Load orca checkpoint
You can load saved orca checkpoint using load_orca_checkpoint(self, path, version, prefix)
. To load a specific checkpoint,
please provide both version
and perfix
. If version
is None, then the latest checkpoint will be loaded.
* path
: Path to the existing checkpoint (or directory containing Orca checkpoint files if version
is None).
* version
: checkpoint version, which is the suffix of model.* file, i.e., for
modle.4 file, the version is 4. If it is None
, then load the latest checkpoint.
* prefix
: optimMethod prefix, for example 'optimMethod-TorchModelf53bddcc'. If loading the latest checkpoint, just leave it as None
.
Clear gradient clipping
You can clear gradient clipping parameters using clear_gradient_clipping(self)

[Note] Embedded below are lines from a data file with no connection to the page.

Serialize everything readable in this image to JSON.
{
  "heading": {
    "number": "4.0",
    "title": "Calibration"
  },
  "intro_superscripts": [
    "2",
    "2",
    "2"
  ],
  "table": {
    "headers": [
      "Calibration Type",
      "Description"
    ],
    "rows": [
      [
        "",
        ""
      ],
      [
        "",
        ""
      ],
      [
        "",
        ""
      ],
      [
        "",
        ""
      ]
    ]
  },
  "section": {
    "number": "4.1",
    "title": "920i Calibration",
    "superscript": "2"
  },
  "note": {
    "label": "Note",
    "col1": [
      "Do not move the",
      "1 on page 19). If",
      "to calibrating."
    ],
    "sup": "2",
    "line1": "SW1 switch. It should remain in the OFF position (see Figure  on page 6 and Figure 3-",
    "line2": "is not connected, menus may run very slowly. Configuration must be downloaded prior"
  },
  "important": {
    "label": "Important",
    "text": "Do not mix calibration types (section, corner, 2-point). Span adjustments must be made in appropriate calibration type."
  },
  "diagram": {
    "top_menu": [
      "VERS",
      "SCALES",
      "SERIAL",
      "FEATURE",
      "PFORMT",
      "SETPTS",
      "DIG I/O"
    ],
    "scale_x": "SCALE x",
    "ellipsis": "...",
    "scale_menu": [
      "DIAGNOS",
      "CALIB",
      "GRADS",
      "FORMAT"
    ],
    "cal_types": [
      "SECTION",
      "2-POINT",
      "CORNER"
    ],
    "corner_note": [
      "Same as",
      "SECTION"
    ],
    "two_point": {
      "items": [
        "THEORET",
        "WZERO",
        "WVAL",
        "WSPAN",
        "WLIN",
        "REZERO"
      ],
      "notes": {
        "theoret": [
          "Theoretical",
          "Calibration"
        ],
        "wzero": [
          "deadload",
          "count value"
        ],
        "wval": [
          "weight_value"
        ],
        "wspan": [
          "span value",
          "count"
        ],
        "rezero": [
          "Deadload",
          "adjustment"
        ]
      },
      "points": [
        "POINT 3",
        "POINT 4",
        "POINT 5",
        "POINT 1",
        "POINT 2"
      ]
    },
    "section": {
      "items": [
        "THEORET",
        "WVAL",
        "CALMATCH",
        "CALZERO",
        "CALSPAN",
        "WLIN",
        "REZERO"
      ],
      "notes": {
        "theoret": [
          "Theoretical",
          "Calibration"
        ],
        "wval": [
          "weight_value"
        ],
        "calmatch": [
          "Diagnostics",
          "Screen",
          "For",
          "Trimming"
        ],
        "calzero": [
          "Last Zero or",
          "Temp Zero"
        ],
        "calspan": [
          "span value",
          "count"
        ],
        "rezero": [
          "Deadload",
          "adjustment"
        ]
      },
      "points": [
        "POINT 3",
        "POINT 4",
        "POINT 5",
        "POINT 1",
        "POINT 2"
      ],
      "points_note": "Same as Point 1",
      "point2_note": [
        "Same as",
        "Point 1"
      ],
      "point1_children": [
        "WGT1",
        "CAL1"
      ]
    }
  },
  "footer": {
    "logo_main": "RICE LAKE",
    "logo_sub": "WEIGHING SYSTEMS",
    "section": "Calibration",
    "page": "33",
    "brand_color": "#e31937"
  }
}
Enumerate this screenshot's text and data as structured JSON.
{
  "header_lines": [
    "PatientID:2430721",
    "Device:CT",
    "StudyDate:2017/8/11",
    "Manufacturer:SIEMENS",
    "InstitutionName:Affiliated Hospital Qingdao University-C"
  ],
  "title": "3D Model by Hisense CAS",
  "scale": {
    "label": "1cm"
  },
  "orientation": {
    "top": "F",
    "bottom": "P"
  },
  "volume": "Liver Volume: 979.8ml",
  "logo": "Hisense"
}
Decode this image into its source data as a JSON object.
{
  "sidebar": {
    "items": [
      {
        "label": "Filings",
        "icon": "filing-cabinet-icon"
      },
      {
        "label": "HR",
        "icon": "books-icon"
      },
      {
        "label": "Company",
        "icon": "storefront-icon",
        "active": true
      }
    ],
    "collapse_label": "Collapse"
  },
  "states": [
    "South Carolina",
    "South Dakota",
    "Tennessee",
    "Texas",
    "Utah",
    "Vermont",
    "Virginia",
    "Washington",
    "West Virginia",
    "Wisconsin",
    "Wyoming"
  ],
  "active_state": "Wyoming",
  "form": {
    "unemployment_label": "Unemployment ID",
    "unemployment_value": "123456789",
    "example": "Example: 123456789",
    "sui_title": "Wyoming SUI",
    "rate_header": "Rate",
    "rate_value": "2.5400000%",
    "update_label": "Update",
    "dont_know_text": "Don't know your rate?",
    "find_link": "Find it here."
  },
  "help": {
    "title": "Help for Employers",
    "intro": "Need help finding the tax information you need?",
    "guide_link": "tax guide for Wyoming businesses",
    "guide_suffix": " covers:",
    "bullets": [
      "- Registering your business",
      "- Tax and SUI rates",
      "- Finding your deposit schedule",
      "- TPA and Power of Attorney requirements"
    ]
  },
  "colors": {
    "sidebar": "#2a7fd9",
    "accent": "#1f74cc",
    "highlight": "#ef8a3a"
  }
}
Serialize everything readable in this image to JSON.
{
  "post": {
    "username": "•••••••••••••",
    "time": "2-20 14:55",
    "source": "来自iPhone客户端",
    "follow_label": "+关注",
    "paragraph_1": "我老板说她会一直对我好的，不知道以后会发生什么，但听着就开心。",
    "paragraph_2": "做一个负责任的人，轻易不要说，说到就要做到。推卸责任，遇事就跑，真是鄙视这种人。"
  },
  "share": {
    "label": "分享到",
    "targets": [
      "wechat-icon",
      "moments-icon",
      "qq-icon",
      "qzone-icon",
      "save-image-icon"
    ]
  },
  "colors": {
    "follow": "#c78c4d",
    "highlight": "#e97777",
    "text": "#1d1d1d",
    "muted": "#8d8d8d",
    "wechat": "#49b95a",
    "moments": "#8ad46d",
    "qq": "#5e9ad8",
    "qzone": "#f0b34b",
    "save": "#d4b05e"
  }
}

. In this case, gradient clipping will not be applied.
Note: In order to take effect, it needs to be called before fit.
Set constant gradient clipping
You can Set constant gradient clipping during the training process using set_constant_gradient_clipping(self, min, max)
.
* min
: The minimum value to clip by.
* max
: The maximum value to clip by.
Note: In order to take effect, it needs to be called before fit.
Set clip gradient to a maximum L2-Norm
You can set clip gradient to a maximum L2-Norm during the training process using set_l2_norm_gradient_clipping(self, clip_norm)
.
* clip_norm
: Gradient L2-Norm threshold.
Note: In order to take effect, it needs to be called before fit.